Actions for divorce or legal separation are commenced with the filing of a summons and petition and service of the documents on the other party, or by the filing of a joint petition, in which case a summons is unnecessary.
A final hearing on the petition cannot occur until 120 days after service of the petition on the respondent, or 120 days after filing of a joint petition. During the period of time prior to the final hearing, the rights and obligations of the parties may be established by a temporary order, which is usually issued by a family court commissioner. Therefore a motion and affidavit for a temporary order are usually filed and served along with the summons and petition, and a hearing before a family court commissioner is usually held shortly after the action is commenced.

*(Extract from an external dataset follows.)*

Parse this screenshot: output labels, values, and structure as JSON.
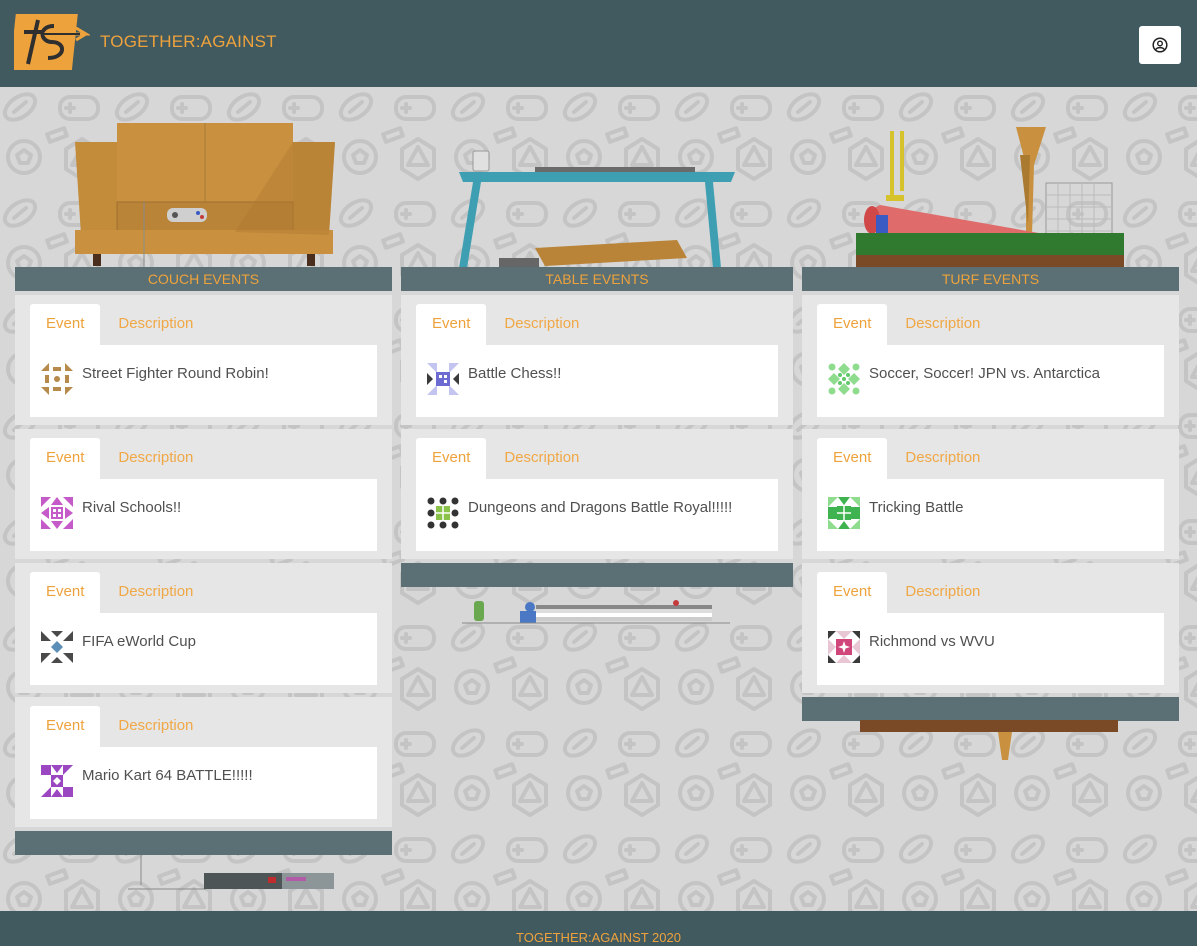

The form of the hearing before the family court commissioner varies from county to county, but is generally less formal than proceedings before a circuit court judge. The family court commissioner may decide, on a temporary basis, such issues as the custody and placement of children, child and spousal support, and the temporary division of property. Although these temporary determinations are not supposed to have "precedental" value at the final hearing, the party which prevails before the family court commissioner may have obtained a significant strategic advantage over the other party. The decision of the family court commissioner may be appealed to the circuit court, or a hearing to revise a temporary order may be brought before the family court commissioner if new evidence or a change in circumstances warrants reconsidering the terms of the temporary order.

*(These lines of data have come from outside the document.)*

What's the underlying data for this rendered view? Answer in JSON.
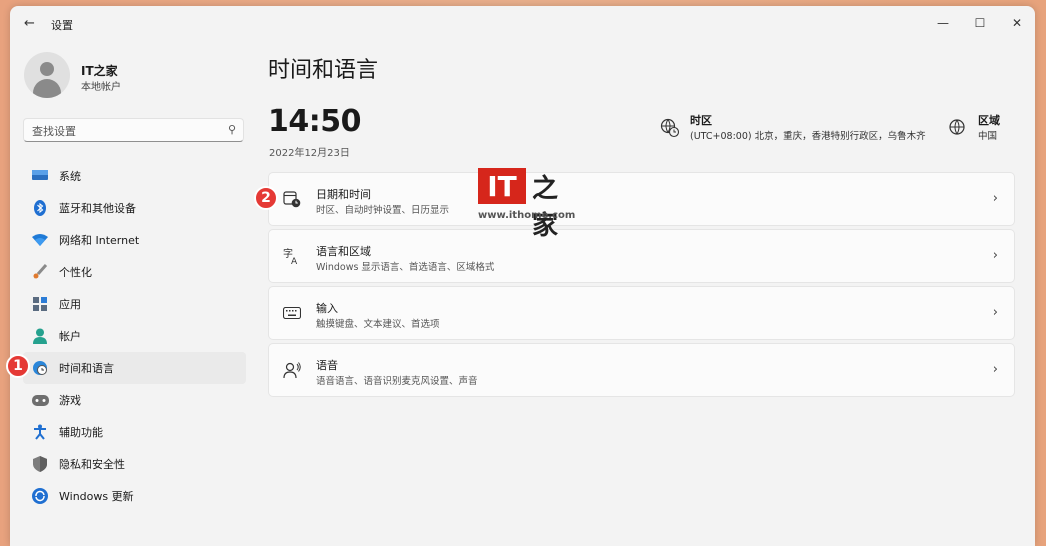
{
  "window": {
    "title": "设置",
    "back_glyph": "←",
    "minimize": "—",
    "maximize": "☐",
    "close": "✕"
  },
  "profile": {
    "name": "IT之家",
    "account_type": "本地帐户"
  },
  "search": {
    "placeholder": "查找设置"
  },
  "sidebar": {
    "items": [
      {
        "label": "系统",
        "icon": "monitor-icon"
      },
      {
        "label": "蓝牙和其他设备",
        "icon": "bluetooth-icon"
      },
      {
        "label": "网络和 Internet",
        "icon": "wifi-icon"
      },
      {
        "label": "个性化",
        "icon": "paintbrush-icon"
      },
      {
        "label": "应用",
        "icon": "apps-icon"
      },
      {
        "label": "帐户",
        "icon": "person-icon"
      },
      {
        "label": "时间和语言",
        "icon": "globe-clock-icon",
        "selected": true
      },
      {
        "label": "游戏",
        "icon": "gamepad-icon"
      },
      {
        "label": "辅助功能",
        "icon": "accessibility-icon"
      },
      {
        "label": "隐私和安全性",
        "icon": "shield-icon"
      },
      {
        "label": "Windows 更新",
        "icon": "update-icon"
      }
    ]
  },
  "main": {
    "title": "时间和语言",
    "time": "14:50",
    "date": "2022年12月23日",
    "timezone": {
      "title": "时区",
      "value": "(UTC+08:00) 北京，重庆，香港特别行政区，乌鲁木齐"
    },
    "region": {
      "title": "区域",
      "value": "中国"
    },
    "cards": [
      {
        "title": "日期和时间",
        "subtitle": "时区、自动时钟设置、日历显示",
        "icon": "calendar-clock-icon"
      },
      {
        "title": "语言和区域",
        "subtitle": "Windows 显示语言、首选语言、区域格式",
        "icon": "language-icon"
      },
      {
        "title": "输入",
        "subtitle": "触摸键盘、文本建议、首选项",
        "icon": "keyboard-icon"
      },
      {
        "title": "语音",
        "subtitle": "语音语言、语音识别麦克风设置、声音",
        "icon": "speech-icon"
      }
    ]
  },
  "annotations": {
    "badge1": "1",
    "badge2": "2"
  },
  "watermark": {
    "logo": "IT",
    "logo_cn": "之家",
    "url": "www.ithome.com"
  },
  "colors": {
    "accent": "#005fb8",
    "badge": "#e53935",
    "logo_red": "#d6261b"
  }
}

If the parties cannot through direct negotiation resolve issues involving the custody and/or placement of children, the court will refer the parties to mediation unless the court finds that requiring mediation will cause undue hardship or would endanger the health or safety of one of the parties. If the parties cannot reach an agreement in mediation, then the parties must prepare for a trial on the issue. The court will appoint an attorney to represent the best interests of the children, and in most counties also order a custody study to be performed by a social worker or other appropriate professional. Often the results of the custody study and the opinions of the attorney for the children will help the parties reach an agreement before trial.

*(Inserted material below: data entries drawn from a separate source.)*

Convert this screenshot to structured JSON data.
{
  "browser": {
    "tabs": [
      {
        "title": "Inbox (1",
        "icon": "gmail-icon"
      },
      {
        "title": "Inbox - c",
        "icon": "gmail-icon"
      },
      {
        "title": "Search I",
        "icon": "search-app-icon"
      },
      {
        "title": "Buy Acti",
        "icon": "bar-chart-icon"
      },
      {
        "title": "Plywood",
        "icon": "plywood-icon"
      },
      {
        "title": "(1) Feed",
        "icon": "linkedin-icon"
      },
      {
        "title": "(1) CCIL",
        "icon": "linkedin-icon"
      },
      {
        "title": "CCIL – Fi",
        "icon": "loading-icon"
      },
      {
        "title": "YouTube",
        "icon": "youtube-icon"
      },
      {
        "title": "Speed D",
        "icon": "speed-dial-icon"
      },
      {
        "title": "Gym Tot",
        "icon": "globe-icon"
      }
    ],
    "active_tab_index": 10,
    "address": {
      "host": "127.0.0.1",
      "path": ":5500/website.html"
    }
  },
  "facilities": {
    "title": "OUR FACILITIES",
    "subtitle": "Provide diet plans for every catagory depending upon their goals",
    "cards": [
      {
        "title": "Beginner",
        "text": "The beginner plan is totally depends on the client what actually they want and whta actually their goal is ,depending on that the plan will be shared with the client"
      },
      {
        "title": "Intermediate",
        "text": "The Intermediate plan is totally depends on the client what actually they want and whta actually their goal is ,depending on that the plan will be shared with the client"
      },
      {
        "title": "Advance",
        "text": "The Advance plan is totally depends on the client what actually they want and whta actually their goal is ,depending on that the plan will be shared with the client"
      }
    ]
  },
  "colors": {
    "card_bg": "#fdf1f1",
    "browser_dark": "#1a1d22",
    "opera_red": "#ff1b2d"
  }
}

If the parties are able to resolve all issues through negotiation and/or mediation, then a stipulated agreement will be drafted and signed by the parties and the court will hold a short final hearing on the petition and the agreement and (usually) grant the decree requested. If the court finds the agreement grossly unfair to one of the parties or contrary to the best interests of the children, the court may reject the agreement and adjourn the matter. This rarely happens, but may occur if neither party is represented by an attorney and an unacceptable agreement is presented to the court.
If the parties cannot reach a comprehensive agreement, a trial will be held on all or some of the issues and the court will make findings of fact and conclusions of law based upon the evidence presented and according to applicable statutory and case law.
Once a divorce is granted, neither party may remarry during the first six months following the granting of the divorce, and the parties may ask the court to vacate the divorce decree within this initial six month period.